Thursday, May 3, 2012

Get The Free Mac Office Suite That Breaks Your Dependency On Microsoft Office

Are you one of the many Mac owners who is addicted to Microsoft Office? If you’re like most long-time Mac or Windows PC users, there’s a fear of being without Word, Excel, and PowerPoint on your Mac.

With very little effort and no cost, you may be able to lick the addiction to Microsoft and save plenty of money in the process.

LibreOffice is a free Microsoft Office-like suite of apps for the Mac (and PC), based on the Open Office open source suite.

Because LibreOffice is free you can try it out before getting rid of Microsoft Office (or, paying another Microsoft upgrade fee).

Most of us who’ve used Microsoft Office in the past fear a lack of compatibility between Office documents and other apps, Mac or Windows.

Microsoft doesn’t even provide complete compatibility between their own versions of Office. And most Office users don’t use all the features in Word, Excel, or PowerPoint.

That gives you an opportunity to try a free alternative with no risk.

LibreOffice is a very powerful suite of apps that mimic Microsoft Office in many ways.

Writer – This is the word processor and it’s packed with Word-like features. Auto-complete, auto-formatting, spell checking, plus you can drop in images, add bibliographies, and even diagrams.

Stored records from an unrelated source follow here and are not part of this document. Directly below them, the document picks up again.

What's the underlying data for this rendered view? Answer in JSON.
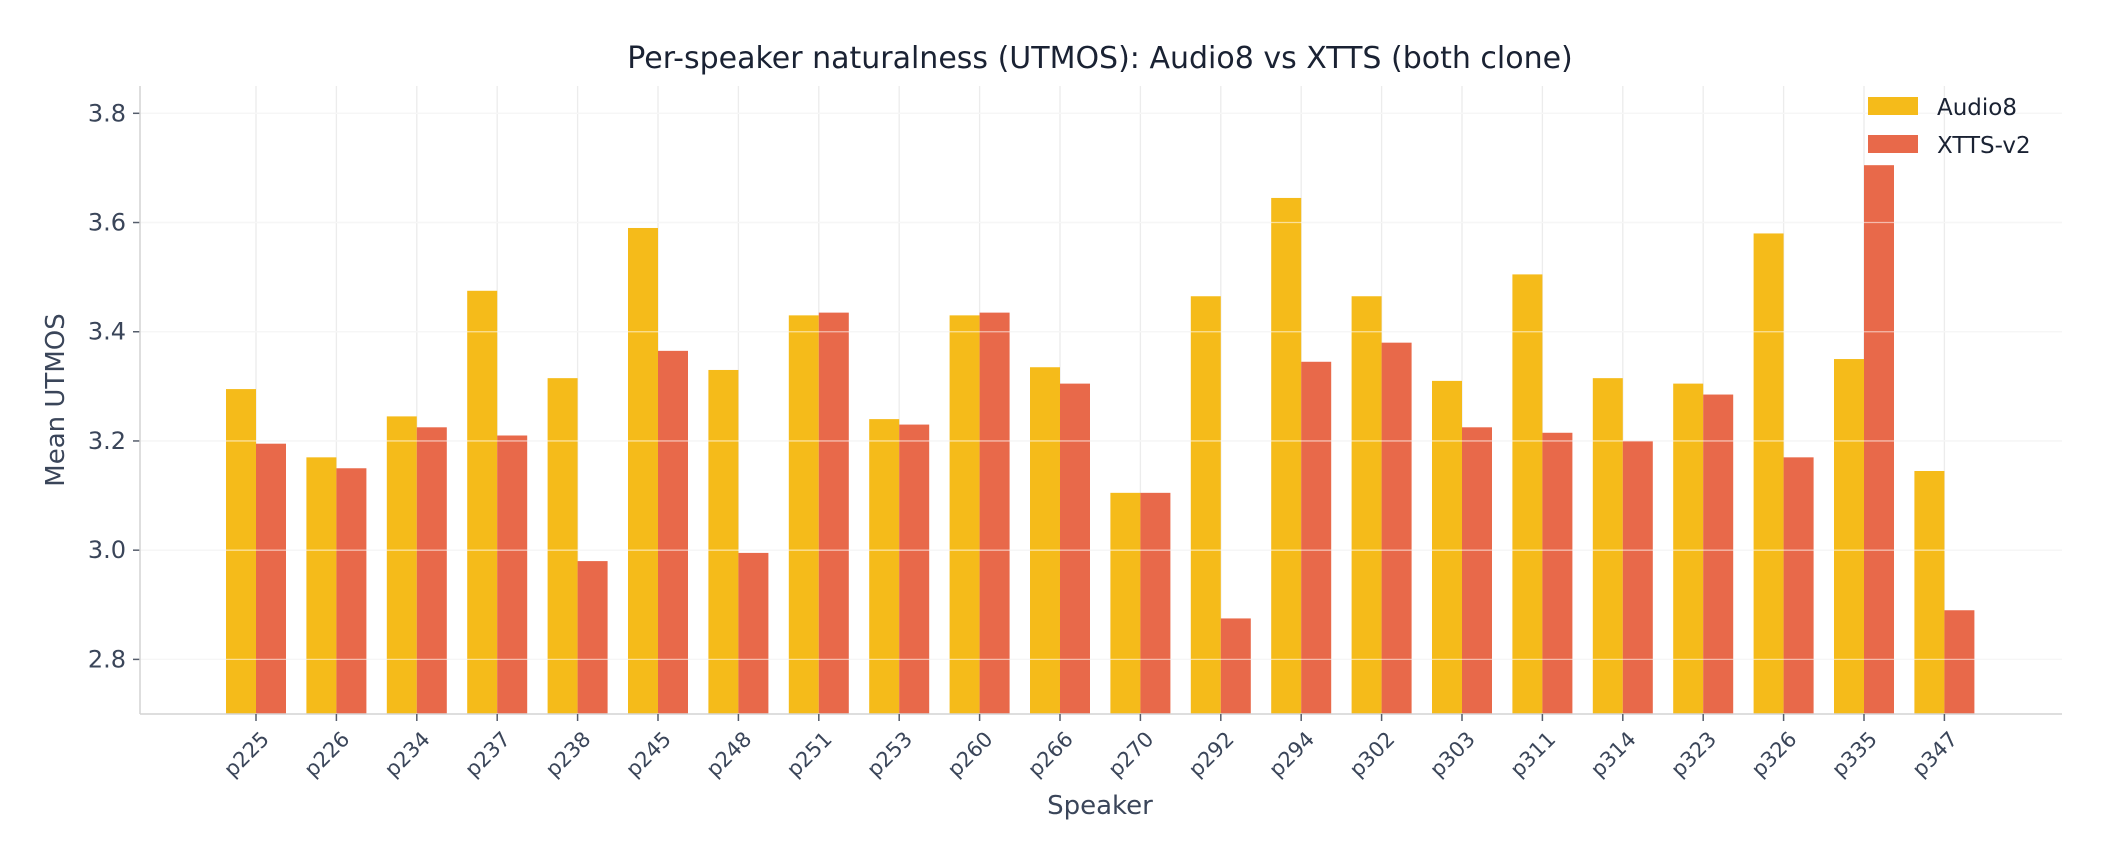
{
  "chart_data": {
    "type": "bar",
    "title": "Per-speaker naturalness (UTMOS): Audio8 vs XTTS (both clone)",
    "xlabel": "Speaker",
    "ylabel": "Mean UTMOS",
    "ylim": [
      2.7,
      3.85
    ],
    "yticks": [
      "2.8",
      "3.0",
      "3.2",
      "3.4",
      "3.6",
      "3.8"
    ],
    "grid": true,
    "legend_position": "top-right",
    "categories": [
      "p225",
      "p226",
      "p234",
      "p237",
      "p238",
      "p245",
      "p248",
      "p251",
      "p253",
      "p260",
      "p266",
      "p270",
      "p292",
      "p294",
      "p302",
      "p303",
      "p311",
      "p314",
      "p323",
      "p326",
      "p335",
      "p347"
    ],
    "series": [
      {
        "name": "Audio8",
        "color": "#f5bb1a",
        "values": [
          3.295,
          3.17,
          3.245,
          3.475,
          3.315,
          3.59,
          3.33,
          3.43,
          3.24,
          3.43,
          3.335,
          3.105,
          3.465,
          3.645,
          3.465,
          3.31,
          3.505,
          3.315,
          3.305,
          3.58,
          3.35,
          3.145
        ]
      },
      {
        "name": "XTTS-v2",
        "color": "#e8694a",
        "values": [
          3.195,
          3.15,
          3.225,
          3.21,
          2.98,
          3.365,
          2.995,
          3.435,
          3.23,
          3.435,
          3.305,
          3.105,
          2.875,
          3.345,
          3.38,
          3.225,
          3.215,
          3.2,
          3.285,
          3.17,
          3.705,
          2.89
        ]
      }
    ]
  }
}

Writer documents are not 100-percent compatible with Microsoft Word documents (but neither is Microsoft), but the differences are often minor.

Calc – Excel is the industry standard spreadsheet. But if you’ve used one spreadsheet, you’ve used them all LibreOffice’s Calc looks and feels and works similar to Excel.

It can import and use XLS files (so long as they’re not too complicated), bring in data from databases, even display 2D and 3D graphics.

Impress – PowerPoint is a monster presentation app. Impress works similarly and lets you build interactive slide shows on the fly.

Draw – It’s a built-in drawing app. What you draw can be dropped into Calc, Impress, or Writer.

There’s also other components which round out the suite. Math is the equation editor. And Base is the database app which can import data from MySQL, PostgreSQL, even Microsoft Access.

There’s also a built-in PDF file creator. And, of course, on the Mac you can save any document as a PDF.

That’s what you get for free. LibreOffice looks remarkably like Office on Windows (more vaguely like Office for Mac). Icons are similar, as are menu locations.

Even better, if your home or office is both Mac and Windows, there’s a LibreOffice version for each, and that makes the suite a good alternative to Microsoft’s continual tax.